California came up with a list of 14 community supports to help address the needs of Medicaid beneficiaries in California.
Cooper said there had to be conversations around how to invest in non-medical services that ultimately improve someone's health outcomes. “How do you demonstrate that clear connection between the two, while still investing in what some may call social services within the Medicaid program? We wanted to make sure that we could have the preventive lens — how do you use these services to get more upstream to prevent utilization of inpatient, skilled nursing facility, institutional levels of care? That was really critical. With the variety of services that we have, some are more upstream, some have that preventative lens.”
California had to demonstrate to CMS that the community supports were medically appropriate and that they were actually cost-effective. The state built standardized criteria for each of the community supports that clearly demonstrated the impact it could have on medical health outcomes. “That helped frame up the medical appropriateness part,” Cooper said. “Then from a cost-effectiveness standpoint, we pulled in a number of evaluations demonstrating how each of these items was not just medically appropriate but had demonstrated improvement in health outcomes, reduction of ED visits or inpatient stays, or skilled nursing facility stays, preventing institutionalization, or just genuinely improving health outcomes. We had a number that were able to demonstrate reduction of blood pressure and more compliance with diabetes care.”
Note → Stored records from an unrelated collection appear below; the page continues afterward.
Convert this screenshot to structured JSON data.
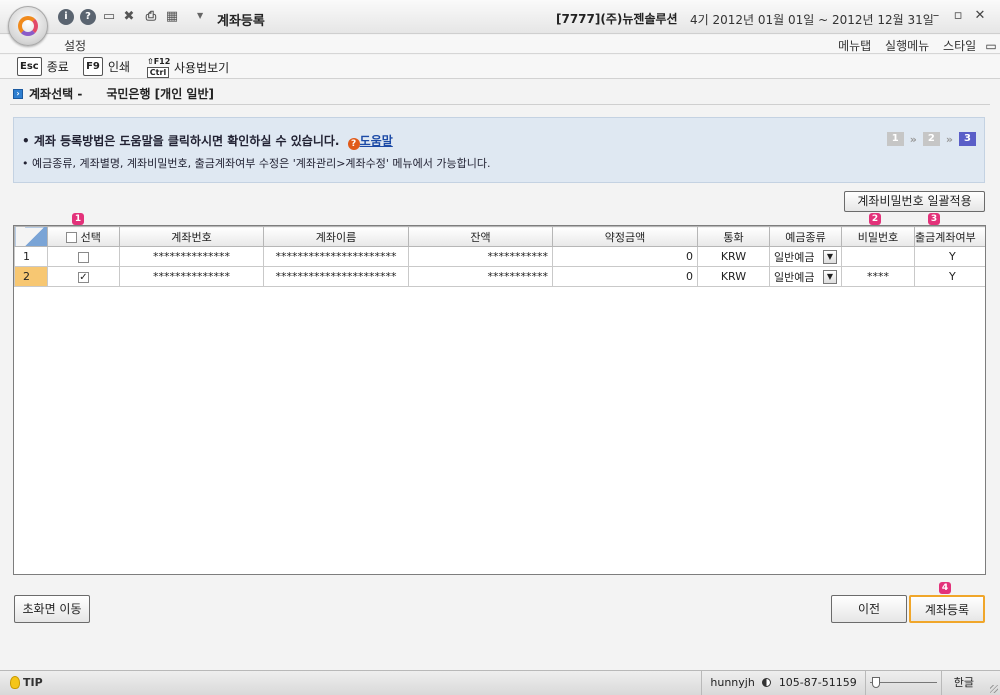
{
  "titlebar": {
    "quick_icons": [
      "info-icon",
      "help-icon",
      "monitor-icon",
      "close-x-icon",
      "printer-icon",
      "export-icon"
    ],
    "title": "계좌등록",
    "company": "[7777](주)뉴젠솔루션",
    "period": "4기 2012년 01월 01일 ~ 2012년 12월 31일"
  },
  "menubar": {
    "settings": "설정",
    "menu_tab": "메뉴탭",
    "run_menu": "실행메뉴",
    "style": "스타일"
  },
  "toolbar": {
    "close": {
      "key": "Esc",
      "label": "종료"
    },
    "print": {
      "key": "F9",
      "label": "인쇄"
    },
    "usage": {
      "key_top": "⇧F12",
      "key_bottom": "Ctrl",
      "label": "사용법보기"
    }
  },
  "header": {
    "label": "계좌선택 -",
    "bank": "국민은행 [개인 일반]"
  },
  "info": {
    "line1": "• 계좌 등록방법은 도움말을 클릭하시면 확인하실 수 있습니다.",
    "help_link": "도움말",
    "line2": "• 예금종류, 계좌별명, 계좌비밀번호, 출금계좌여부 수정은 '계좌관리>계좌수정' 메뉴에서 가능합니다.",
    "steps": [
      "1",
      "2",
      "3"
    ],
    "active_step": 3
  },
  "buttons": {
    "password_apply": "계좌비밀번호 일괄적용",
    "prev": "이전",
    "register": "계좌등록",
    "init": "초화면 이동"
  },
  "badges": {
    "select": "1",
    "password": "2",
    "withdraw": "3",
    "register": "4"
  },
  "table": {
    "columns": [
      "선택",
      "계좌번호",
      "계좌이름",
      "잔액",
      "약정금액",
      "통화",
      "예금종류",
      "비밀번호",
      "출금계좌여부"
    ],
    "rows": [
      {
        "num": "1",
        "checked": false,
        "account_no": "**************",
        "account_name": "**********************",
        "balance": "***********",
        "contract": "0",
        "currency": "KRW",
        "deposit_type": "일반예금",
        "password": "",
        "withdraw": "Y"
      },
      {
        "num": "2",
        "checked": true,
        "account_no": "**************",
        "account_name": "**********************",
        "balance": "***********",
        "contract": "0",
        "currency": "KRW",
        "deposit_type": "일반예금",
        "password": "****",
        "withdraw": "Y"
      }
    ]
  },
  "statusbar": {
    "tip": "TIP",
    "user": "hunnyjh",
    "biz_no": "105-87-51159",
    "lang": "한글"
  },
  "colors": {
    "info_bg": "#dfe8f2",
    "selected_row": "#f7c772",
    "badge": "#e3327a",
    "active_step": "#5a5ec8",
    "primary_button_border": "#f0a62a"
  }
}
Asthma remediation is a great example, Cooper said. “In California, especially in certain parts of the Central Valley of California, we have really high rates of asthma. There are various triggers within our environment or in someone's home. Asthma remediation was added in as an ‘in lieu of service.’ And it's really upstream. If you make modifications in someone's home, you're really preventing kids showing up in the emergency room, or even worse being admitted. By those small investments, we're making changes in someone's home or investing in an air purifier or removing mold, it's really allowing us to get more upstream.”